お互いに、同じような過去を生きてきたものだ。
息の詰まる場所から、青空の下へ。そして草原へと。
千迅が何を言わんとしてるのか、彼女にはよくよく分かっていた。
「だだっ広い場所で、ひとり。永遠に。それはとても穏やかだ。でも恐ろしい。君はその恐ろしさに耐えられる?」
「あなたは私以上にそれを経験してる。分からないわ。私はあなたじゃないから」
「君は私だよ。どこまでも。それは未来永劫変わらない。たとえ違う世に生きていたとしても。

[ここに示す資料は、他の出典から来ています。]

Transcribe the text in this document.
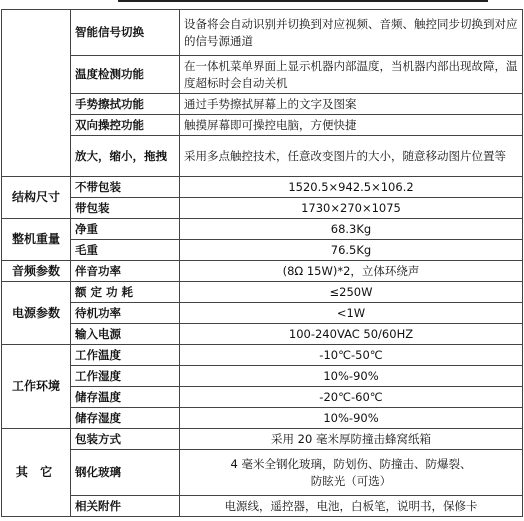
	智能信号切换	设备将会自动识别并切换到对应视频、音频、触控同步切换到对应的信号源通道
	温度检测功能	在一体机菜单界面上显示机器内部温度，当机器内部出现故障，温度超标时会自动关机
	手势擦拭功能	通过手势擦拭屏幕上的文字及图案
	双向操控功能	触摸屏幕即可操控电脑，方便快捷
	放大，缩小，拖拽	采用多点触控技术，任意改变图片的大小，随意移动图片位置等
结构尺寸	不带包装	1520.5×942.5×106.2
	带包装	1730×270×1075
整机重量	净重	68.3Kg
	毛重	76.5Kg
音频参数	伴音功率	(8Ω 15W)*2，立体环绕声
电源参数	额 定 功 耗	≤250W
	待机功率	<1W
	输入电源	100-240VAC 50/60HZ
工作环境	工作温度	-10℃-50℃
	工作湿度	10%-90%
	储存温度	-20℃-60℃
	储存湿度	10%-90%
其 它	包装方式	采用 20 毫米厚防撞击蜂窝纸箱
	钢化玻璃	4 毫米全钢化玻璃，防划伤、防撞击、防爆裂、防眩光（可选）
	相关附件	电源线，遥控器，电池，白板笔，说明书，保修卡
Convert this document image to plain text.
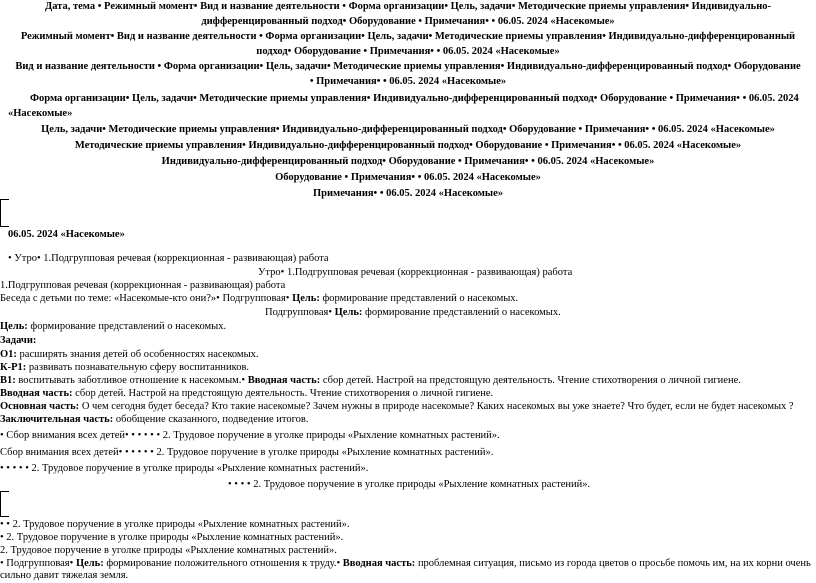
Дата, тема • Режимный момент• Вид и название деятельности • Форма организации• Цель, задачи• Методические приемы управления• Индивидуально-
дифференцированный подход• Оборудование • Примечания• • 06.05. 2024 «Насекомые»
Режимный момент• Вид и название деятельности • Форма организации• Цель, задачи• Методические приемы управления• Индивидуально-дифференцированный
подход• Оборудование • Примечания• • 06.05. 2024 «Насекомые»
Вид и название деятельности • Форма организации• Цель, задачи• Методические приемы управления• Индивидуально-дифференцированный подход• Оборудование
• Примечания• • 06.05. 2024 «Насекомые»
Форма организации• Цель, задачи• Методические приемы управления• Индивидуально-дифференцированный подход• Оборудование • Примечания• • 06.05. 2024
«Насекомые»
Цель, задачи• Методические приемы управления• Индивидуально-дифференцированный подход• Оборудование • Примечания• • 06.05. 2024 «Насекомые»
Методические приемы управления• Индивидуально-дифференцированный подход• Оборудование • Примечания• • 06.05. 2024 «Насекомые»
Индивидуально-дифференцированный подход• Оборудование • Примечания• • 06.05. 2024 «Насекомые»
Оборудование • Примечания• • 06.05. 2024 «Насекомые»
Примечания• • 06.05. 2024 «Насекомые»
06.05. 2024 «Насекомые»
• Утро• 1.Подгрупповая речевая (коррекционная - развивающая) работа
Утро• 1.Подгрупповая речевая (коррекционная - развивающая) работа
1.Подгрупповая речевая (коррекционная - развивающая) работа
Беседа с детьми по теме: «Насекомые-кто они?»• Подгрупповая• Цель: формирование представлений о насекомых.
Подгрупповая• Цель: формирование представлений о насекомых.
Цель: формирование представлений о насекомых.
Задачи:
О1: расширять знания детей об особенностях насекомых.
К-Р1: развивать познавательную сферу воспитанников.
В1: воспитывать заботливое отношение к насекомым.• Вводная часть: сбор детей. Настрой на предстоящую деятельность. Чтение стихотворения о личной гигиене.
Вводная часть: сбор детей. Настрой на предстоящую деятельность. Чтение стихотворения о личной гигиене.
Основная часть: О чем сегодня будет беседа? Кто такие насекомые? Зачем нужны в природе насекомые? Каких насекомых вы уже знаете? Что будет, если не будет насекомых ?
Заключительная часть: обобщение сказанного, подведение итогов.
• Сбор внимания всех детей• • • • • • 2. Трудовое поручение в уголке природы «Рыхление комнатных растений».
Сбор внимания всех детей• • • • • • 2. Трудовое поручение в уголке природы «Рыхление комнатных растений».
• • • • • 2. Трудовое поручение в уголке природы «Рыхление комнатных растений».
• • • • 2. Трудовое поручение в уголке природы «Рыхление комнатных растений».
• • 2. Трудовое поручение в уголке природы «Рыхление комнатных растений».
• 2. Трудовое поручение в уголке природы «Рыхление комнатных растений».
2. Трудовое поручение в уголке природы «Рыхление комнатных растений».
• Подгрупповая• Цель: формирование положительного отношения к труду.• Вводная часть: проблемная ситуация, письмо из города цветов о просьбе помочь им, на их корни очень
сильно давит тяжелая земля.
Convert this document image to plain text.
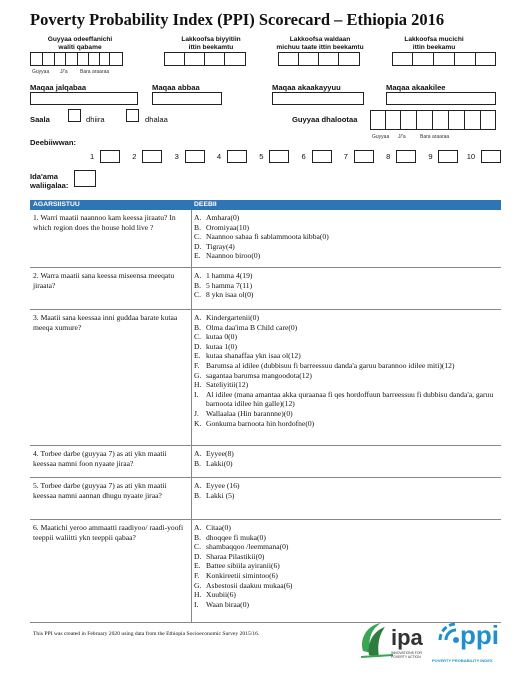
Poverty Probability Index (PPI) Scorecard – Ethiopia 2016
Guyyaa odeeffanichi
waliti qabame
Lakkoofsa biyyitiin
ittin beekamtu
Lakkoofsa waldaan
michuu taate ittin beekamtu
Lakkoofsa mucichi
ittin beekamu
Guyyaa J/'a Bara araaraa
Maqaa jalqabaa	Maqaa abbaa	Maqaa akaakayyuu	Maqaa akaakilee
Saala	dhiira	dhalaa	Guyyaa dhalootaa
Guyyaa J/'a	Bara araaraa
Deebiiwwan:
1	2	3	4	5	6	7	8	9	10
Ida'ama
waliigalaa:
AGARSIISTUU	DEEBII
1. Warri maatii naannoo kam keessa jiraatu? In which region does the house hold live ?
A. Amhara(0)
B. Oromiyaa(10)
C. Naannoo sabaa fi sablammoota kibba(0)
D. Tigray(4)
E. Naannoo biroo(0)
2. Warra maatii sana keessa miseensa meeqatu jiraata?
A. 1 hamma 4(19)
B. 5 hamma 7(11)
C. 8 ykn isaa ol(0)
3. Maatii sana keessaa inni guddaa barate kutaa meeqa xumure?
A. Kindergartenii(0)
B. Olma daa'ima B Child care(0)
C. kutaa 0(0)
D. kutaa 1(0)
E. kutaa shanaffaa ykn isaa ol(12)
F. Barumsa al idilee (dubbisuu fi barreessuu danda'a garuu barannoo idilee miti)(12)
G. sagantaa barumsa mangoodota(12)
H. Sateliyitii(12)
I. Al idilee (mana amantaa akka quraanaa fi qes hordoffuun barreessuu fi dubbisu danda'a, garuu barnoota idilee hin galle)(12)
J. Wallaalaa (Hin barannne)(0)
K. Gonkuma barnoota hin hordofne(0)
4. Torbee darbe (guyyaa 7) as ati ykn maatii keessaa namni foon nyaate jiraa?
A. Eyyee(8)
B. Lakki(0)
5. Torbee darbe (guyyaa 7) as ati ykn maatii keessaa namni aannan dhugu nyaate jiraa?
A. Eyyee (16)
B. Lakki (5)
6. Maatichi yeroo ammaatti raadiyoo/ raadi-yoofi teeppii waliitti ykn teeppii qabaa?
A. Citaa(0)
B. dhoqqee fi muka(0)
C. shambaqqoo /leemmana(0)
D. Sharaa Pilastikii(0)
E. Battee sibiila ayiranii(6)
F. Konkireetii simintoo(6)
G. Asbestosii daakuu mukaa(6)
H. Xuubii(6)
I. Waan biraa(0)
This PPI was created in February 2020 using data from the Ethiopia Socioeconomic Survey 2015/16.	ipa
INNOVATIONS FOR
POVERTY ACTION
ppi
POVERTY PROBABILITY INDEX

でも今は二人ここにいる」
「あなたは私に必要としてほしいの?」
ほんの少し揺れた彼女の瞳を、彼はじっと見据えていた。
そうして、ふっと瞳を閉じる。
「男ってものはそういうものだろ。私は君のために存在しているしそうでありたいと願う」
「でも、あなたは私と同じ、あなたは私のためだけの存在じゃないわ」
「君のためじゃなかったら、いったいどうして、この空っぽを埋められる?」
今度は少し潤んだ目で、千迅は伏せた瞳をどこにやろうかと惑う。
「あなたのその空っぽという気持ちはなんとなく分かる。私もそう思って埋めてきたから。私にできることならなんでも。でもね、空っぽなんて最初からなかったのよ。元の自分を思い出すだけで良かった」
千迅は千歳の手を包んだまま、彼女の聴き心地のいい声に耳を傾け黙ったままだ。
「でも、あなたが今そう思っているなら、その気持ちを否定しないわ。ただ、受け止めて。あなたの気持ちそのままに」
彼は少し考えていたが、やがてふっと息をついて、
「……恐れに向き合う必要があるのは私の方か」
少し眉を下げて、柔らかい表情を見せた。
「なら、私だってきっとそうよ」
千歳も、控えめに笑みを浮かべたが、彼は頭を左右にふる。
「いいや、君にはもうかなわない。まるで仙人のようだ。崇め奉らないと」
「何よ、急に。だったらあなたも仙人」
「やめてくれよ。仙人なもんか。私はせいぜいはぐれ者」
「私も似たようなものだわ」
「君は違うって」
「君は私だよって言ってたじゃない。二人で一つでしょ」
「それはそうだけど……」
「だったらもう自分を卑下するのはおやめなさい」
「……分かったよ」
少し懐かしい青年染みた顔をして、千迅は顔を背けた。
不貞腐れた彼の様を、千歳は口元に手を当てて、笑い始める。
「なんにも面白いことなんかないぞ」
「あるわ。ここに」
再び笑う彼女に、彼はどこまでも不満気に、
しかし、これもいいかと、思えてならない自分の心に。
戸惑いを感じながら、その心地よい鈴のような笑い声を聴いていた。